L’evento centrale che si vuole mettere in luce non riguarda affatto il giudizio morale su Lutero o sulla Riforma: Dio è il signore della storia. Avvenimenti come la Riforma, non aspettano gualche piccolo droghiere della cultura che li pesi sulla sua bilancina moralistica, per dare un giudizio di «buono/cattivo». Essi non sfuggono alla Provvidenza. L’evento centrale non ha carattere etico, ma ontologico. Lutero nega che la storia, come si è svolta fino ai suoi giorni, sia buona.
Nega ancora che si possa continuare a vivere senza una radicale «ricreazione» della storia. Accusando la Chiesa cattolica romana di essersi trasformata in Babilonia, la distrugge come realtà positiva della storia e si accinge a creare una nuova realtà.
Se il procedimento di Lutero è giusto perchè non applicarlo ad ogni altra situazione? Quella di Lutero è, e non poteva essere altrimenti, una riforma religiosa in senso stretto, che si riferisce alla Chiesa cattolica come il segno globale, totalizzante del tempo.
La Rivoluzione Francese è il risvolto politico della Riforma protestante. L’evento è uguale, l’oggetto attaccato è ovviamente diverso: lo Stato invece della Chiesa.

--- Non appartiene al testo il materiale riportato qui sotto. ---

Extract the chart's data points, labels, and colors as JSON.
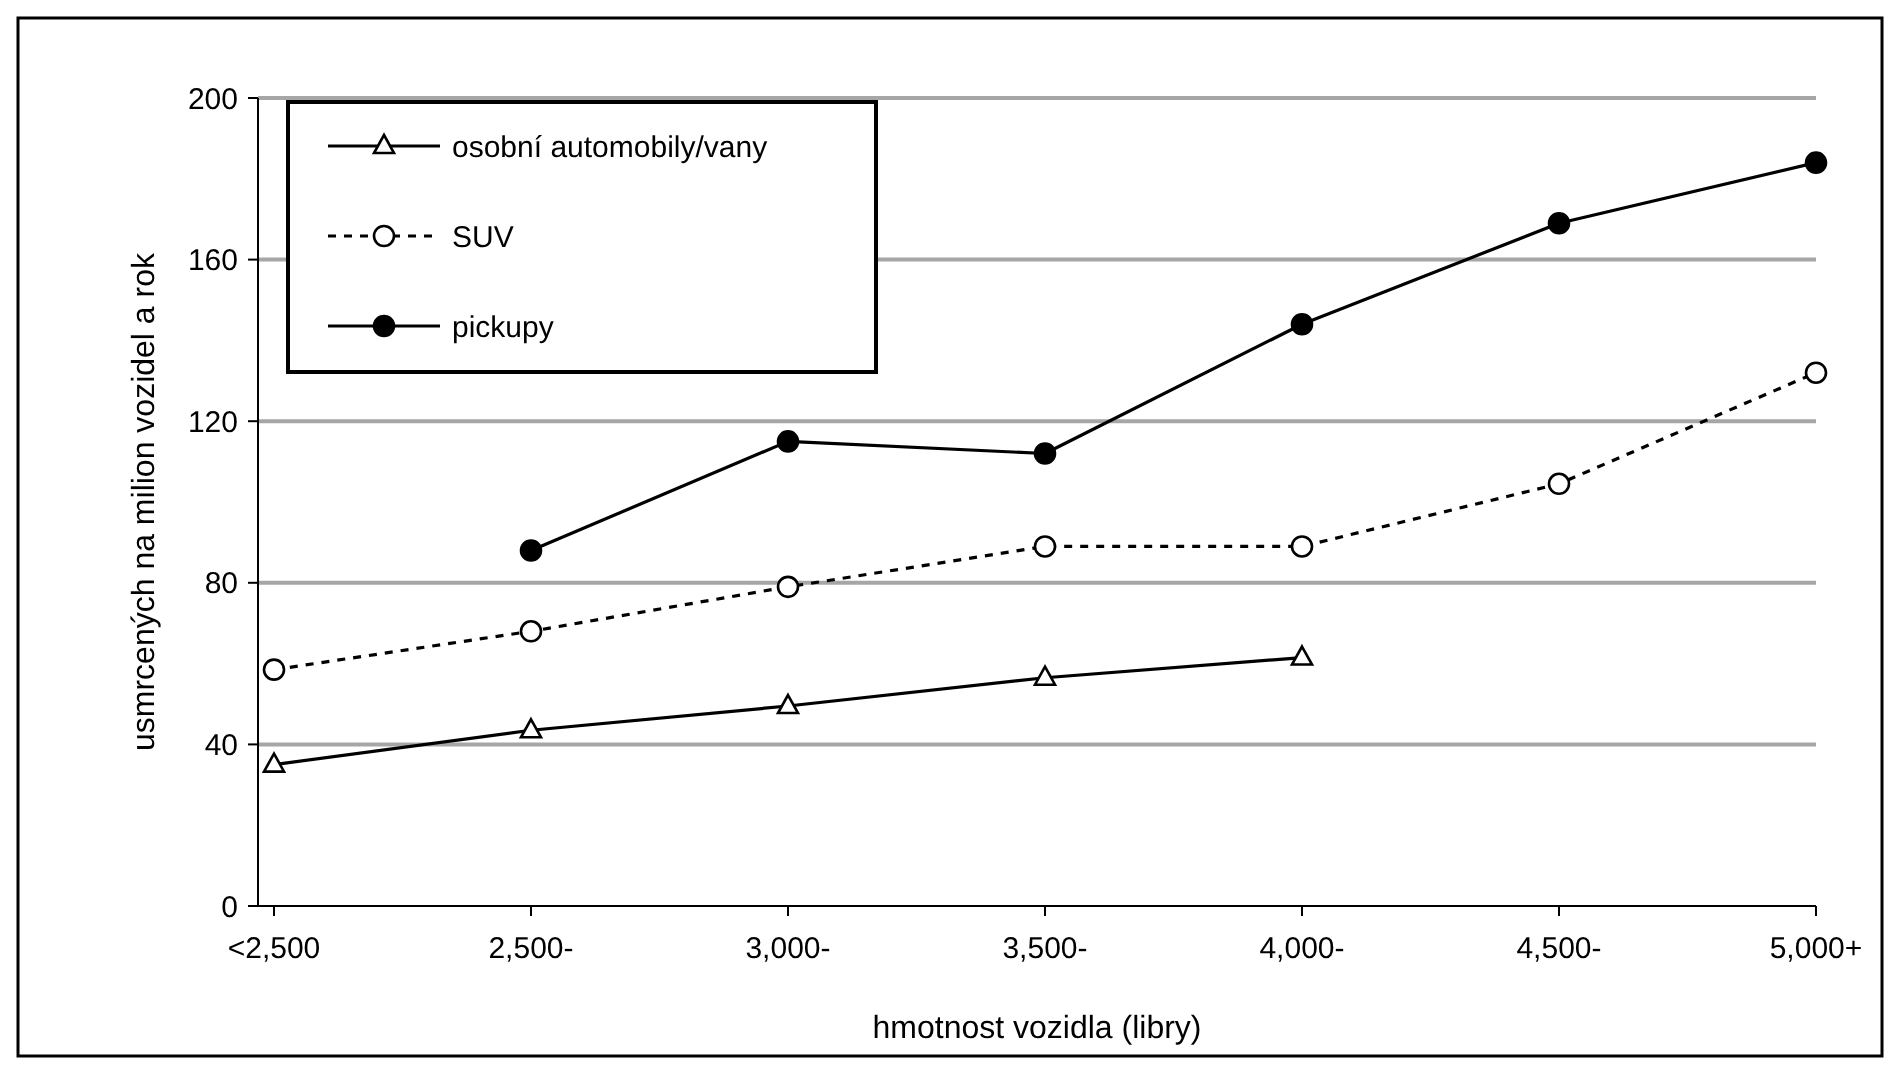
{
  "chart_data": {
    "type": "line",
    "xlabel": "hmotnost vozidla (libry)",
    "ylabel": "usmrcených na milion vozidel a rok",
    "categories": [
      "<2,500",
      "2,500-",
      "3,000-",
      "3,500-",
      "4,000-",
      "4,500-",
      "5,000+"
    ],
    "ylim": [
      0,
      200
    ],
    "yticks": [
      0,
      40,
      80,
      120,
      160,
      200
    ],
    "grid": "y",
    "legend": "top left",
    "series": [
      {
        "name": "osobní automobily/vany",
        "color": "#000000",
        "marker": "triangle",
        "line_style": "solid",
        "values": [
          35,
          43.5,
          49.5,
          56.5,
          61.5,
          null,
          null
        ]
      },
      {
        "name": "SUV",
        "color": "#000000",
        "marker": "circle",
        "line_style": "dashed",
        "values": [
          58.5,
          68,
          79,
          89,
          89,
          104.5,
          132
        ]
      },
      {
        "name": "pickupy",
        "color": "#000000",
        "marker": "circle",
        "line_style": "solid",
        "values": [
          null,
          88,
          115,
          112,
          144,
          169,
          184
        ]
      }
    ]
  }
}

I due pilastri sui quali si reggeva l’ordinamento medioevale, Impero e Chiesa, sono attaccati in tempi diversi E’ successo qualcosa nel dopo riforma: è cambiato il soggetto della storia, che non è più Dio, ma l’uomo, ed è cambiato anche l’oggetto del divenire storico, la Salvezza, sostituita via via dall’autorealizzazione. Dio non è più percepibile nella storia, si nega che essa sia retta da una provvidenza, la storia stessa comincia ad essere disprezzata come un sottoprodotto dell’agire umano, si sopravalutano le forze della conoscenza e della «ragione».
L’indagine filosofica ha discusso, laicizzato e modificato le idee chiave della Riforma, le ha sottratte al «sacro» e rese capaci di attaccare il residuo nazionalistico dell’Impero. Si potrebbe fare una specie di proporzione: la riforma sta alla Chiesa come la rivoluzione alla sua controparte civile, l’impero, nella forma dello Stato francese.